As lockdowns eased, net migration soared – even though the UK had finally ended free movement with the EU. In 2022, it reached its highest ever level: 764,000. It’s fallen slightly in the last year, but remains far higher than previous years and well above the ambition of Rishi Sunak’s predecessors.

Which brings us to today.The government spending watchdog, the Office for Budget Responsibility (OBR) says that by June 2025, we are likely to see net migration fall to half the level it was in 2022.

But if he were to become the first Conservative Prime Minister this century to keep their net migration pledge, it would still be three and a half times greater than the level David Cameron promised when the Conservatives took office in 2010.

We should say that the last Labour government also presided over a massive rise in net migration – from 48,000 in 1997 to 256,000 in 2010. But those numbers pale in comparison to the current figure.

Was the previous Help to Buy scheme successful?

The Conservative party has just announced plans to introduce a “new and improved” Help to Buy scheme in their manifesto. The aim is to support the construction of new homes, with every purchase matched with an increase in housing supply.

But did the previous Help to Buy policy work?

A Help to Buy Equity Loan was in place in some form or another in England between 2013 and 2023.

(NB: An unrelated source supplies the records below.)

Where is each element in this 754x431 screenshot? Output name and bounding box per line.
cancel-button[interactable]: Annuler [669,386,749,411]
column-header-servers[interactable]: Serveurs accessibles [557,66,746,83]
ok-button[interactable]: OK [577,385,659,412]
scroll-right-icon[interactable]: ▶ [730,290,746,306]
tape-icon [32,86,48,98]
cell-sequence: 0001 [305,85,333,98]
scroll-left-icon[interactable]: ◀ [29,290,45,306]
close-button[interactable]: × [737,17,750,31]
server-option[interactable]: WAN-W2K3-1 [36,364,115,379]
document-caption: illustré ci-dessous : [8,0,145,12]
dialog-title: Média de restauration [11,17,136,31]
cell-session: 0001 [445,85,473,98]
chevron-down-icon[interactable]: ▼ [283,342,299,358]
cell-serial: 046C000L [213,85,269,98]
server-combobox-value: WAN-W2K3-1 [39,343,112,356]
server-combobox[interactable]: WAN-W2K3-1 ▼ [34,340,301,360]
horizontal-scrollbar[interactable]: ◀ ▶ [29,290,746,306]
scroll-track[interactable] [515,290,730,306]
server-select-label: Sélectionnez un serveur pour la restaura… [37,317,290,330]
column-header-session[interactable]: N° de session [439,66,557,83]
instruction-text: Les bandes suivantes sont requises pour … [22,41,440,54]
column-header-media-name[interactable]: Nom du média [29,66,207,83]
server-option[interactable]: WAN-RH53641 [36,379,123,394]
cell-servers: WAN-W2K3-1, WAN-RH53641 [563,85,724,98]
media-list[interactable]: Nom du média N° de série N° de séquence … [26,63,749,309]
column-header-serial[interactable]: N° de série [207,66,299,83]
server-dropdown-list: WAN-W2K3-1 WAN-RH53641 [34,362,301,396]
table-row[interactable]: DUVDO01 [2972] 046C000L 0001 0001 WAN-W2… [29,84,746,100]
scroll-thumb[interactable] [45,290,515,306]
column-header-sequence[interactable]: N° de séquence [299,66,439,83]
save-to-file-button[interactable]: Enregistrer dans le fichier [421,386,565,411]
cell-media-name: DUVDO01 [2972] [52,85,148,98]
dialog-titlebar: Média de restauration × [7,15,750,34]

It offered buyers an equity loan that they could use to help to buy a new-build home, allowing them to purchase a property with a 5 per cent deposit and receive a loan for up to 20 per cent of the property value (or 40 per cent in London) – interest free for 5 years.

But the Institute for Fiscal Studies (IFS) has since said that evaluations of the first Help to Buy equity loan scheme “found that a substantial minority of those who used it did not need its support to buy a property”.

And the researchers also noted that not all of the government subsidy ended up benefitting the buyer – some of it enriched developers through higher sale prices and profits.

One intended benefit of the scheme was to encourage the construction of more new-builds. But the IFS says that while it did increase the number, the effect was short-lived in some parts of the country.

In areas where house building is more difficult, such as London, the subsidy pushed up prices, “with a limited effect on the number of new homes,” the experts write.

By the time the scheme ended in March 2023, Help to Buy had helped more than 375,000 households buy a home with an equity loan. The scheme made the Treasury almost £2bn in profit on those loans.

David Sturrock, Senior Research Economist at the IFS said: “A new Help to Buy equity loan scheme could help potential homebuyers to get onto the housing ladder by reducing the deposit they require and making repayments more manageable in the short-term.”

But he added that “experience from past schemes suggests that some of the subsidy will be captured by developers in the form of higher prices and profits and that some who buy would be able to do so without the scheme”, saying “any new scheme should seek to learn lessons from the past”.